Separations
Félix Edouard Vallotton:
Cancellation sheet,
fragments of ten woodblocks from Intimacies (1898)
" … actively engaging in her separation dance."
We ended our Exile with several preliminary Separations, for we'd become connected, perhaps even addicted, to our Exile after more than a decade gone. We had been Exiled for almost as long as we'd been together before we were Exiled. The Exile threatened to outshine our prior experience together to become the new anchor. The shelf life of any Exile experience was never meant to outlast the sum of any of the Exileds’ pasts. We felt some pressure to return before we exceeded some imagined upper limit, after which no one can credibly reappear, but we couldn't simply disappear. We had made connections. The Muse was still employed and more or less enjoying her Exile career. I'd made peace with where we'd landed, only rarely feeling too isolated to bear. Wherever we were once we landed in Colorado; we were much closer to home but still more than merely a long two-day drive away.

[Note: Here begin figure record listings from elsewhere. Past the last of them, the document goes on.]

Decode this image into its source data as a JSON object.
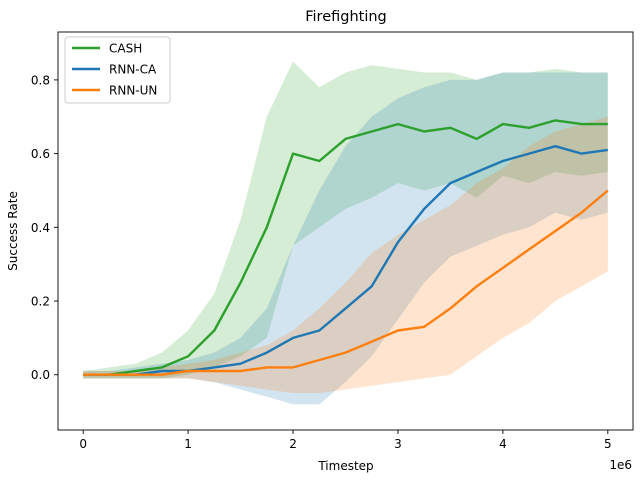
{
  "chart_data": {
    "type": "line",
    "title": "Firefighting",
    "xlabel": "Timestep",
    "ylabel": "Success Rate",
    "x_offset_label": "1e6",
    "xlim": [
      -0.24,
      5.24
    ],
    "ylim": [
      -0.15,
      0.93
    ],
    "xticks": [
      0,
      1,
      2,
      3,
      4,
      5
    ],
    "xtick_labels": [
      "0",
      "1",
      "2",
      "3",
      "4",
      "5"
    ],
    "yticks": [
      0.0,
      0.2,
      0.4,
      0.6,
      0.8
    ],
    "ytick_labels": [
      "0.0",
      "0.2",
      "0.4",
      "0.6",
      "0.8"
    ],
    "grid": false,
    "legend_position": "upper-left",
    "x": [
      0,
      0.25,
      0.5,
      0.75,
      1.0,
      1.25,
      1.5,
      1.75,
      2.0,
      2.25,
      2.5,
      2.75,
      3.0,
      3.25,
      3.5,
      3.75,
      4.0,
      4.25,
      4.5,
      4.75,
      5.0
    ],
    "series": [
      {
        "name": "CASH",
        "color": "#2ca02c",
        "values": [
          0.0,
          0.0,
          0.01,
          0.02,
          0.05,
          0.12,
          0.25,
          0.4,
          0.6,
          0.58,
          0.64,
          0.66,
          0.68,
          0.66,
          0.67,
          0.64,
          0.68,
          0.67,
          0.69,
          0.68,
          0.68
        ],
        "upper": [
          0.01,
          0.02,
          0.03,
          0.06,
          0.12,
          0.22,
          0.42,
          0.7,
          0.85,
          0.78,
          0.82,
          0.84,
          0.83,
          0.82,
          0.82,
          0.8,
          0.82,
          0.82,
          0.83,
          0.82,
          0.82
        ],
        "lower": [
          -0.01,
          -0.01,
          -0.01,
          -0.01,
          0.0,
          0.02,
          0.05,
          0.1,
          0.35,
          0.4,
          0.45,
          0.48,
          0.52,
          0.5,
          0.52,
          0.48,
          0.54,
          0.52,
          0.55,
          0.54,
          0.55
        ]
      },
      {
        "name": "RNN-CA",
        "color": "#1f77b4",
        "values": [
          0.0,
          0.0,
          0.0,
          0.01,
          0.01,
          0.02,
          0.03,
          0.06,
          0.1,
          0.12,
          0.18,
          0.24,
          0.36,
          0.45,
          0.52,
          0.55,
          0.58,
          0.6,
          0.62,
          0.6,
          0.61
        ],
        "upper": [
          0.01,
          0.01,
          0.02,
          0.03,
          0.04,
          0.06,
          0.1,
          0.18,
          0.35,
          0.5,
          0.62,
          0.7,
          0.75,
          0.78,
          0.8,
          0.8,
          0.82,
          0.82,
          0.82,
          0.82,
          0.82
        ],
        "lower": [
          -0.01,
          -0.01,
          -0.01,
          -0.01,
          -0.01,
          -0.02,
          -0.04,
          -0.06,
          -0.08,
          -0.08,
          -0.02,
          0.05,
          0.15,
          0.25,
          0.32,
          0.35,
          0.38,
          0.4,
          0.44,
          0.42,
          0.44
        ]
      },
      {
        "name": "RNN-UN",
        "color": "#ff7f0e",
        "values": [
          0.0,
          0.0,
          0.0,
          0.0,
          0.01,
          0.01,
          0.01,
          0.02,
          0.02,
          0.04,
          0.06,
          0.09,
          0.12,
          0.13,
          0.18,
          0.24,
          0.29,
          0.34,
          0.39,
          0.44,
          0.5
        ],
        "upper": [
          0.01,
          0.01,
          0.01,
          0.02,
          0.03,
          0.04,
          0.06,
          0.08,
          0.12,
          0.18,
          0.25,
          0.33,
          0.38,
          0.42,
          0.46,
          0.52,
          0.56,
          0.62,
          0.66,
          0.68,
          0.7
        ],
        "lower": [
          -0.01,
          -0.01,
          -0.01,
          -0.01,
          -0.01,
          -0.02,
          -0.03,
          -0.04,
          -0.05,
          -0.05,
          -0.04,
          -0.03,
          -0.02,
          -0.01,
          0.0,
          0.05,
          0.1,
          0.14,
          0.2,
          0.24,
          0.28
        ]
      }
    ]
  }
}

My mom died after we moved to Colorado. We were closer but still further away than we'd realized. We spent her final days as visitors, still dependent upon my sister's hospitality, sharing her basement guest room. We made that last long drive through early spring snow, narrowly avoiding catastrophe when passing over Snowshoe Pass into Idaho in a blizzard. Stranded for two days in Boise with the Blue Mountain passes closed to through traffic, we had ample time to reflect upon where we'd landed. My family converged that one last time to say goodbye to and send off our matriarch, reinforcing again, for at least the ten-thousandth time, just how non-refundable our time had become. Time continued heartlessly passing, and we'd become little more than her powerless pawns. Time truly began to seem as though it was wasting. What were we waiting for?
We were apparently waiting to complete the orderly Separations necessary to conclude any adventure. The Muse began working to get herself reassigned from the role she'd nurtured since the beginning of our Exile. She'd become perhaps too essential to that program's continuing success, a certain start to an inevitable death spiral. She'd always subscribed to the concept that essential personnel should be quickly reassigned lest their very presence undermine the team the program should depend upon. Star players serve as single-thread liabilities more often than lifesavers. Further, she'd grown bored with the repetition. After a few iterations, the variation she faced was reduced to nearly zero, offering few challenges and little opportunity to learn; it was mere drama. The Muse needs to be learning, so she identified a successor and set about promoting him into becoming her replacement.
The National Labs employ a unique strategy for keeping their employees busy. They expect them to find their own assignments. If they're not in demand, they need to understand that they need to wrangle their own customers and figure out how to delight them. This entrepreneurial tactic might have been tailor-made for The Muse's success, for she loves influencing people. She identified where she wanted to "be assigned" and then created the preconditions for that to happen. She volunteered to create the meeting minutes nobody else felt attracted to produce on projects she thought likely to encourage the shift she wanted. Once she gained the power of the pen, she had permission to meet with anyone involved and impress them with the breadth of her comprehension because she had been in conversation with everyone involved. She rather quickly received the nods she needed to affect the shift. The fellow she had targeted to replace her was ultimately defenseless when the sword was actually passed. The Muse had already successfully slipped into a parallel universe by then.
Her new role included frequent visits back to her beloved Pacific Northwest, including a driving tour lasting three weeks, which I volunteered as the chauffeur. I considered that trip to be a confirmation that what we'd been dreaming for so damned long might actually prove to be feasible. The Muse proved terribly successful and popular among her new and appreciative team. They loaded on more and more responsibility that seemed to be right up her alley. I followed along. So when The Damned Pandemic limited the opportunities for face-to-face interactions, it really seemed to make sense for her to relocate to the Pacific Northwest to get closer to most of her customers. Her boss agreed that she might better serve her program's needs if she lived closer to where its principles lived. She just agreed.
We'd need more than The Muse's political maneuvering to make our way back, but her efforts paved our return road. She was able to retain her Exile position while returning from Exile. She had successfully fired herself from the limiting role our Exile had initially cast her into and, by so doing, had liberated herself from a huge barrier to our reentry. She did this in a way that seemed to leave everybody more pleased than before she began actively separating herself. I performed my own preparation while she actively engaged in her separation dance. I'll detail some of that in a future Exiled installment.